Subiendo, subiendo… ¡todo arriba!

En realidad, no sé si quería escribir sobre ésto, o era ésto lo que quería contar; me tiene liadillo la cuestión, como siempre, y como casi siempre, son propósitos, de vivir o empezar a vivir o seguir viviendo, con algo más de felicidad, o, al menos, continuar disfrutando de la que ya tengo, el pasado 31, como tantos y pasados 31, uno, seguramente ustedes también, se fija una pocas de metas, para seguir viviendo, para seguir sintiendo, o, simplemente, para seguir disfrutando de esas cosas, que aunque mínimas, nos alegran la vida.

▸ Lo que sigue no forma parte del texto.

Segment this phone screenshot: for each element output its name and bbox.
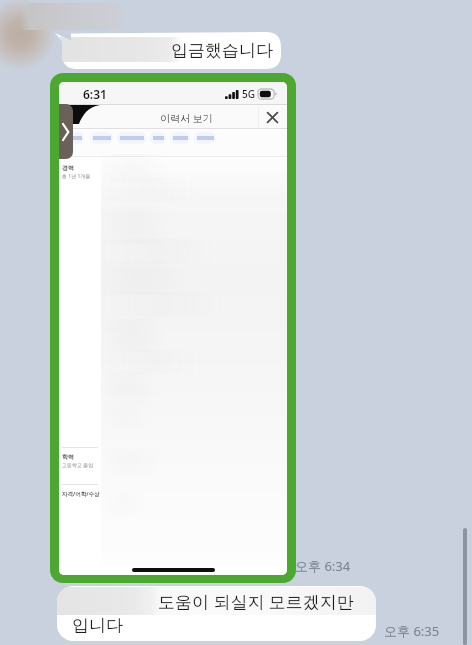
- staticText: 도움이 되실지 모르겠지만: [158, 590, 354, 613]
- staticText: 입금했습니다: [171, 40, 273, 61]
- button[interactable]: [170, 132, 190, 144]
- staticText: 이력서 보기: [160, 111, 213, 125]
- staticText: 오후 6:35: [384, 622, 440, 640]
- staticText: 총 1년 1개월: [62, 173, 91, 180]
- button[interactable]: Open navigation drawer: [59, 104, 73, 159]
- button[interactable]: 도움이 되실지 모르겠지만: [57, 586, 376, 641]
- button[interactable]: [194, 132, 216, 144]
- staticText: 입니다: [72, 615, 123, 636]
- button[interactable]: [117, 132, 146, 144]
- button[interactable]: [150, 132, 166, 144]
- staticText: 학력: [62, 453, 74, 461]
- button[interactable]: [70, 132, 84, 144]
- button[interactable]: [90, 132, 113, 144]
- staticText: 오후 6:34: [295, 557, 351, 575]
- staticText: 6:31: [83, 86, 107, 102]
- button[interactable]: 6:31: [50, 73, 296, 583]
- button[interactable]: Close: [262, 107, 282, 127]
- staticText: 5G: [242, 87, 255, 101]
- button[interactable]: 입금했습니다: [55, 32, 281, 69]
- staticText: 자격/어학/수상: [62, 490, 100, 498]
- staticText: 고등학교 졸업: [62, 462, 94, 469]
- staticText: 경력: [62, 164, 74, 172]
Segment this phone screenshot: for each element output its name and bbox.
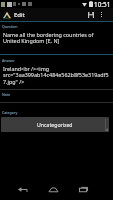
button[interactable]: Uncategorized <box>1 117 109 132</box>
staticText: Question <box>2 24 18 29</box>
button[interactable]: More options <box>96 8 107 21</box>
staticText: Ireland<br /><img src="3aa399ab14c484e56… <box>3 65 111 86</box>
button[interactable]: Back <box>9 179 35 199</box>
staticText: Name all the bordering countries of Unit… <box>3 31 109 44</box>
button[interactable]: Home <box>40 179 66 199</box>
button[interactable]: Save <box>85 8 96 21</box>
staticText: Category <box>2 110 18 115</box>
staticText: Note <box>2 92 11 97</box>
staticText: Uncategorized <box>37 121 73 128</box>
button[interactable]: Recent apps <box>70 179 96 199</box>
staticText: Answer <box>2 58 15 63</box>
staticText: Edit <box>14 11 25 19</box>
staticText: 10:51 <box>94 0 111 8</box>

Para éste que ya anda, renuevo, como si de votos se tratara, el juramento, que la vida siga sonriendo, y este va para todos, que aprendamos o sigamos disfrutando de todo, todos aquellos que nos rodean… que nos veamos e incluso, si tenemos la ocasión, copa en mano, brindar por que todos y cada uno de ellos se cumplan; pero, ¡eso sí!, aviso, quiero que se no quede nadie, así el «chin-chin» sonará con más fuerza, hará que vibremos, que vibren, que quieran vibrar, ante tales promesas.

No me quiero cansar, ni tampoco cansarles, puede que, si es propuesta, llenara hojas y hojas, dándole vueltas a lo mismo, por eso, sólo tres, si los consigo, al final podré poner una marca en el aire, sí, de esas que no se borran, en un mientras tanto, seguir viviendo, como si hoy fuera el último, disfrutar de lo que se viva, mañana no sabemos, no dejar, por pesado que pareciera, la oportunidad de intentar cosas… ¡fíjate!, igual hasta las logramos, tú, todos, yo, y el que quiera intentarlo.

Y ahora, ¡brindo por todos y cada uno de ellos!

Y tú, ¿qué buenos propósitos te has marcado para este que anda?

¡Gracias por pasarte!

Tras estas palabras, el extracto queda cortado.